Susan Reverby: The Infamous Tuskegee Syphilis Study

Susan Reverby, the Marion Butler McLean professor in the history of ideas and professor of women’s studies at Wellesley College, presents The Infamous Tuskegee Syphilis Study: What More Should We Know? on Thursday, May 21, at 6:30 p.m. at the Plaza Branch, 4801 Main St.
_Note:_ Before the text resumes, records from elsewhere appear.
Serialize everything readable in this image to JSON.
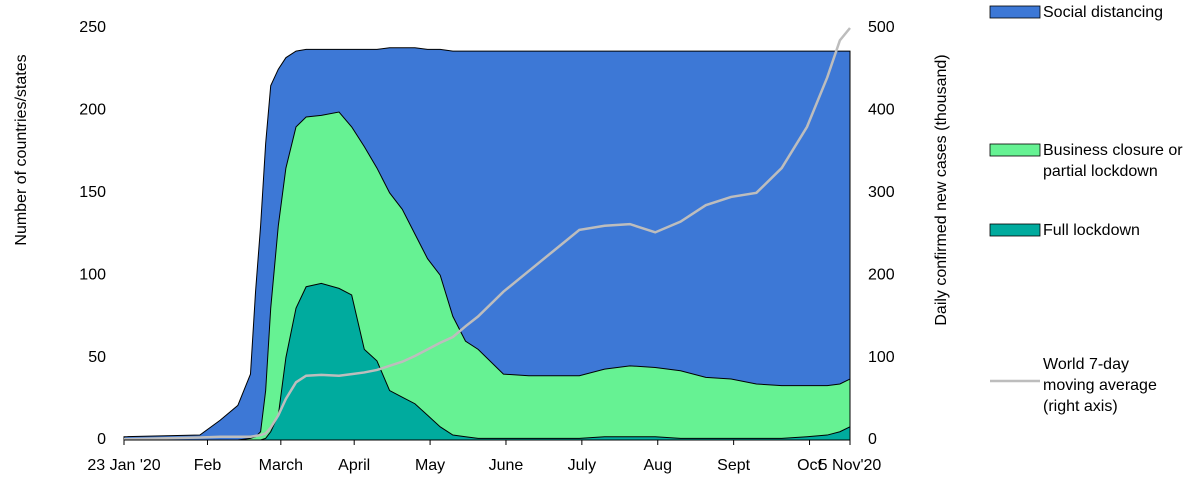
{
  "chart_data": {
    "type": "area",
    "ylabel": "Number of countries/states",
    "y2label": "Daily confirmed new cases (thousand)",
    "x": [
      0,
      30,
      38,
      45,
      50,
      52,
      54,
      56,
      58,
      61,
      64,
      68,
      72,
      78,
      85,
      90,
      95,
      100,
      105,
      110,
      115,
      120,
      125,
      130,
      135,
      140,
      150,
      160,
      170,
      180,
      190,
      200,
      210,
      220,
      230,
      240,
      250,
      260,
      270,
      278,
      283,
      287
    ],
    "xlim": [
      0,
      287
    ],
    "xticks": [
      {
        "value": 0,
        "label": "23 Jan '20"
      },
      {
        "value": 33,
        "label": "Feb"
      },
      {
        "value": 62,
        "label": "March"
      },
      {
        "value": 91,
        "label": "April"
      },
      {
        "value": 121,
        "label": "May"
      },
      {
        "value": 151,
        "label": "June"
      },
      {
        "value": 181,
        "label": "July"
      },
      {
        "value": 211,
        "label": "Aug"
      },
      {
        "value": 241,
        "label": "Sept"
      },
      {
        "value": 271,
        "label": "Oct"
      },
      {
        "value": 287,
        "label": "5 Nov'20"
      }
    ],
    "ylim": [
      0,
      250
    ],
    "yticks": [
      0,
      50,
      100,
      150,
      200,
      250
    ],
    "y2lim": [
      0,
      500
    ],
    "y2ticks": [
      0,
      100,
      200,
      300,
      400,
      500
    ],
    "series": [
      {
        "name": "Social distancing",
        "color": "#3d78d6",
        "values": [
          2,
          3,
          12,
          21,
          40,
          90,
          130,
          180,
          215,
          225,
          232,
          236,
          237,
          237,
          237,
          237,
          237,
          237,
          238,
          238,
          238,
          237,
          237,
          236,
          236,
          236,
          236,
          236,
          236,
          236,
          236,
          236,
          236,
          236,
          236,
          236,
          236,
          236,
          236,
          236,
          236,
          236
        ]
      },
      {
        "name": "Business closure or partial lockdown",
        "color": "#66f293",
        "values": [
          0,
          0,
          0,
          0,
          1,
          2,
          5,
          30,
          80,
          130,
          165,
          190,
          196,
          197,
          199,
          190,
          178,
          165,
          150,
          140,
          125,
          110,
          100,
          75,
          60,
          55,
          40,
          39,
          39,
          39,
          43,
          45,
          44,
          42,
          38,
          37,
          34,
          33,
          33,
          33,
          34,
          37
        ]
      },
      {
        "name": "Full lockdown",
        "color": "#00ab9e",
        "values": [
          0,
          0,
          0,
          0,
          0,
          0,
          0,
          1,
          5,
          15,
          50,
          80,
          93,
          95,
          92,
          88,
          55,
          48,
          30,
          26,
          22,
          15,
          8,
          3,
          2,
          1,
          1,
          1,
          1,
          1,
          2,
          2,
          2,
          1,
          1,
          1,
          1,
          1,
          2,
          3,
          5,
          8
        ]
      },
      {
        "name": "World 7-day moving average (right axis)",
        "color": "#bdbdbd",
        "axis": "y2",
        "line": true,
        "values": [
          1,
          3,
          4,
          4,
          4,
          5,
          6,
          8,
          15,
          30,
          50,
          70,
          78,
          79,
          78,
          80,
          82,
          85,
          90,
          95,
          102,
          110,
          118,
          125,
          138,
          150,
          180,
          205,
          230,
          255,
          260,
          262,
          252,
          265,
          285,
          295,
          300,
          330,
          380,
          440,
          485,
          500
        ]
      }
    ]
  }
}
As Wellesley’s first faculty hire in women’s studies, Reverby has taught at the college since 1982. She currently focuses her research on the Tuskegee Syphilis Study (1932-1972), the longest running non-therapeutic research study in America’s history that involved the United States Public Health Service and nearly 600 African-American men in the counties surrounding Tuskegee, Alabama. The men thought they were being “treated,” not studied, for what they thought of as “bad blood.” The study has become a central metaphor for distrust of the health care system and the key example of unethical research.

Reverby was a member of the Legacy Committee on the Tuskegee Syphilis Study that successfully lobbied President Bill Clinton to offer a public apology to the surviving men and their heirs in 1997.

Reverby’s presentation is co-sponsored by the KU Endowment and the Department of the History and Philosophy of Medicine at the University of Kansas School of Medicine.